= Matilde Muñoz Barberi =

Spanish writer

Matilde Muñoz Barberi (Madrid, April 11, 1895 – Havana, August 12, 1954) was a Spanish writer of various genres. She also used the pseudonym Selma Barberi.

== Biography ==
She was born on April 11, 1895, in Madrid, Spain. She was the daughter of journalist Eduardo Muñoz García (1863–1915), a native of Jaén, and Laura Barberi Archidona, a native of Ciudad Real.

She studied Philosophy and Literature. She worked at the newspaper El Imparcial, where she wrote reviews in the art section and published her first works. In addition to being a journalist, she was a novelist, essayist, playwright, poet, and radio scriptwriter. She was a member of the Lyceum Club Femenino, where she mingled with prominent intellectuals of the time.

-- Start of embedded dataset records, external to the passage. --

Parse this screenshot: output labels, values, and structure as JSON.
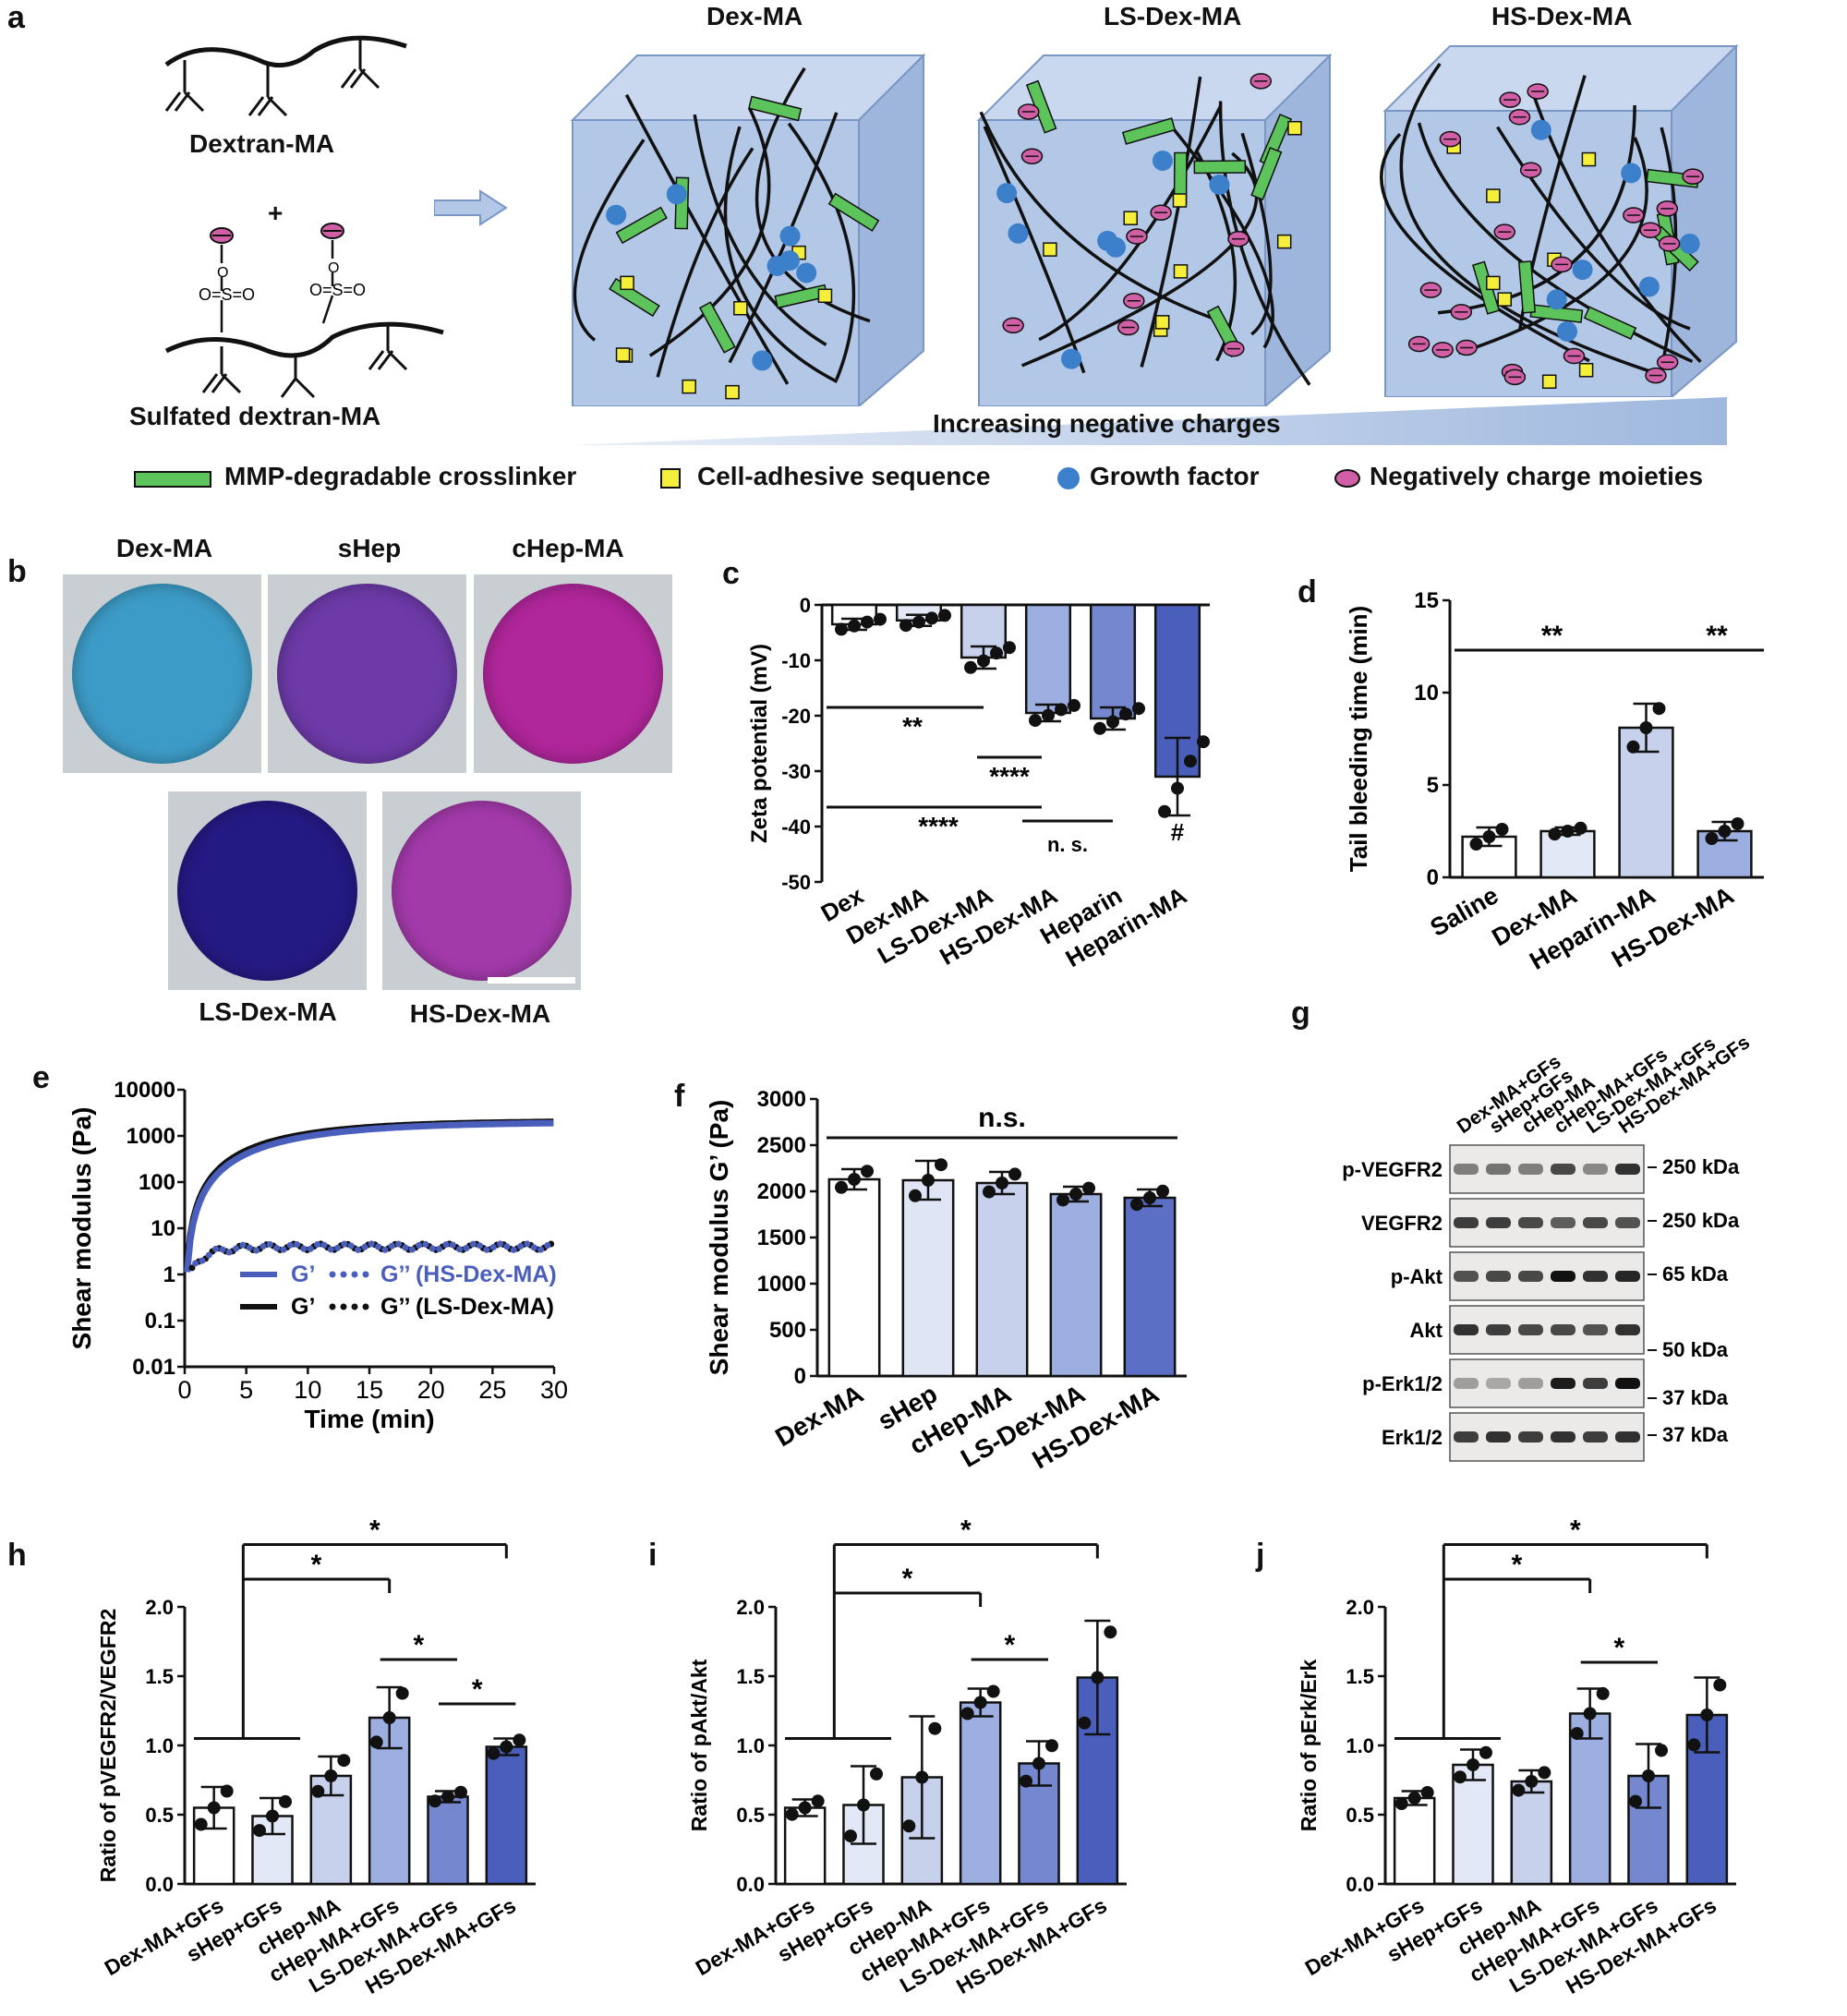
{
  "panel_letters": {
    "a": "a",
    "b": "b",
    "c": "c",
    "d": "d",
    "e": "e",
    "f": "f",
    "g": "g",
    "h": "h",
    "i": "i",
    "j": "j"
  },
  "panel_a": {
    "dextran_label": "Dextran-MA",
    "plus": "+",
    "sulfated_label": "Sulfated dextran-MA",
    "sulfate_text": "O=S=O",
    "cube_titles": [
      "Dex-MA",
      "LS-Dex-MA",
      "HS-Dex-MA"
    ],
    "gradient_label": "Increasing negative charges",
    "legend": [
      "MMP-degradable crosslinker",
      "Cell-adhesive sequence",
      "Growth factor",
      "Negatively charge moieties"
    ],
    "colors": {
      "cube_face": "#b3c8e6",
      "crosslinker": "#5cc45a",
      "adhesive": "#f5ee3a",
      "growth_factor": "#3c7fcb",
      "charge": "#d15fa6"
    }
  },
  "panel_b": {
    "dishes": [
      {
        "label": "Dex-MA",
        "color": "#3d9cc7"
      },
      {
        "label": "sHep",
        "color": "#6d3aa8"
      },
      {
        "label": "cHep-MA",
        "color": "#b0269b"
      },
      {
        "label": "LS-Dex-MA",
        "color": "#241a84"
      },
      {
        "label": "HS-Dex-MA",
        "color": "#a33aaa"
      }
    ]
  },
  "panel_c": {
    "chart_data": {
      "type": "bar",
      "ylabel": "Zeta potential (mV)",
      "ylim": [
        -50,
        0
      ],
      "yticks": [
        "0",
        "-10",
        "-20",
        "-30",
        "-40",
        "-50"
      ],
      "categories": [
        "Dex",
        "Dex-MA",
        "LS-Dex-MA",
        "HS-Dex-MA",
        "Heparin",
        "Heparin-MA"
      ],
      "values": [
        -3.5,
        -2.8,
        -9.5,
        -19.5,
        -20.5,
        -31
      ],
      "errors": [
        1,
        1,
        2,
        1.5,
        2,
        7
      ],
      "annotations": [
        "**",
        "****",
        "****",
        "n. s.",
        "#"
      ]
    }
  },
  "panel_d": {
    "chart_data": {
      "type": "bar",
      "ylabel": "Tail bleeding time (min)",
      "ylim": [
        0,
        15
      ],
      "yticks": [
        "0",
        "5",
        "10",
        "15"
      ],
      "categories": [
        "Saline",
        "Dex-MA",
        "Heparin-MA",
        "HS-Dex-MA"
      ],
      "values": [
        2.2,
        2.5,
        8.1,
        2.5
      ],
      "errors": [
        0.5,
        0.2,
        1.3,
        0.5
      ],
      "annotations": [
        "**",
        "**"
      ]
    }
  },
  "panel_e": {
    "chart_data": {
      "type": "line",
      "xlabel": "Time  (min)",
      "ylabel": "Shear modulus (Pa)",
      "xticks": [
        "0",
        "5",
        "10",
        "15",
        "20",
        "25",
        "30"
      ],
      "yticks": [
        "10000",
        "1000",
        "100",
        "10",
        "1",
        "0.1",
        "0.01"
      ],
      "legend": [
        "G’",
        "G’’ (HS-Dex-MA)",
        "G’",
        "G’’ (LS-Dex-MA)"
      ],
      "series": [
        {
          "name": "G’ HS-Dex-MA",
          "final": 2000
        },
        {
          "name": "G’’ HS-Dex-MA",
          "final": 4
        },
        {
          "name": "G’ LS-Dex-MA",
          "final": 2100
        },
        {
          "name": "G’’ LS-Dex-MA",
          "final": 4
        }
      ]
    }
  },
  "panel_f": {
    "chart_data": {
      "type": "bar",
      "ylabel": "Shear modulus G’ (Pa)",
      "ylim": [
        0,
        3000
      ],
      "yticks": [
        "0",
        "500",
        "1000",
        "1500",
        "2000",
        "2500",
        "3000"
      ],
      "categories": [
        "Dex-MA",
        "sHep",
        "cHep-MA",
        "LS-Dex-MA",
        "HS-Dex-MA"
      ],
      "values": [
        2130,
        2120,
        2090,
        1970,
        1930
      ],
      "errors": [
        110,
        210,
        120,
        80,
        90
      ],
      "annotations": [
        "n.s."
      ]
    }
  },
  "panel_g": {
    "lanes": [
      "Dex-MA+GFs",
      "sHep+GFs",
      "cHep-MA",
      "cHep-MA+GFs",
      "LS-Dex-MA+GFs",
      "HS-Dex-MA+GFs"
    ],
    "rows": [
      {
        "label": "p-VEGFR2",
        "marker": "250 kDa"
      },
      {
        "label": "VEGFR2",
        "marker": "250 kDa"
      },
      {
        "label": "p-Akt",
        "marker": "65 kDa"
      },
      {
        "label": "Akt",
        "marker": "50 kDa"
      },
      {
        "label": "p-Erk1/2",
        "marker": "37 kDa"
      },
      {
        "label": "Erk1/2",
        "marker": "37 kDa"
      }
    ]
  },
  "panel_h": {
    "chart_data": {
      "type": "bar",
      "ylabel": "Ratio of pVEGFR2/VEGFR2",
      "ylim": [
        0,
        2.0
      ],
      "yticks": [
        "0.0",
        "0.5",
        "1.0",
        "1.5",
        "2.0"
      ],
      "categories": [
        "Dex-MA+GFs",
        "sHep+GFs",
        "cHep-MA",
        "cHep-MA+GFs",
        "LS-Dex-MA+GFs",
        "HS-Dex-MA+GFs"
      ],
      "values": [
        0.55,
        0.49,
        0.78,
        1.2,
        0.63,
        0.99
      ],
      "errors": [
        0.15,
        0.13,
        0.14,
        0.22,
        0.04,
        0.06
      ],
      "annotations": [
        "*",
        "*",
        "*",
        "*"
      ]
    }
  },
  "panel_i": {
    "chart_data": {
      "type": "bar",
      "ylabel": "Ratio of pAkt/Akt",
      "ylim": [
        0,
        2.0
      ],
      "yticks": [
        "0.0",
        "0.5",
        "1.0",
        "1.5",
        "2.0"
      ],
      "categories": [
        "Dex-MA+GFs",
        "sHep+GFs",
        "cHep-MA",
        "cHep-MA+GFs",
        "LS-Dex-MA+GFs",
        "HS-Dex-MA+GFs"
      ],
      "values": [
        0.55,
        0.57,
        0.77,
        1.31,
        0.87,
        1.49
      ],
      "errors": [
        0.06,
        0.28,
        0.44,
        0.1,
        0.16,
        0.41
      ],
      "annotations": [
        "*",
        "*",
        "*"
      ]
    }
  },
  "panel_j": {
    "chart_data": {
      "type": "bar",
      "ylabel": "Ratio of pErk/Erk",
      "ylim": [
        0,
        2.0
      ],
      "yticks": [
        "0.0",
        "0.5",
        "1.0",
        "1.5",
        "2.0"
      ],
      "categories": [
        "Dex-MA+GFs",
        "sHep+GFs",
        "cHep-MA",
        "cHep-MA+GFs",
        "LS-Dex-MA+GFs",
        "HS-Dex-MA+GFs"
      ],
      "values": [
        0.62,
        0.86,
        0.74,
        1.23,
        0.78,
        1.22
      ],
      "errors": [
        0.05,
        0.11,
        0.08,
        0.18,
        0.23,
        0.27
      ],
      "annotations": [
        "*",
        "*",
        "*"
      ]
    }
  },
  "bar_colors": [
    "#ffffff",
    "#e3e8f6",
    "#c7d1ec",
    "#9daee0",
    "#7588cf",
    "#4a5fbb"
  ]
}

After the Spanish Civil War, she was banned from working as a journalist and decided to go into exile, settling in Cuba in 1945, where her half-brother Eduardo Muñoz Nicart (1912–1963), her sister-in-law María Bachs Fornés (1911–1987), and her nephews Eduardo Muñoz Bachs (1937–2001) and Ana María Muñoz Bachs (1939–), all of whom were artists, lived. Matilde focused on theater.

She died at the age of 59, on August 12, 1954, in Havana.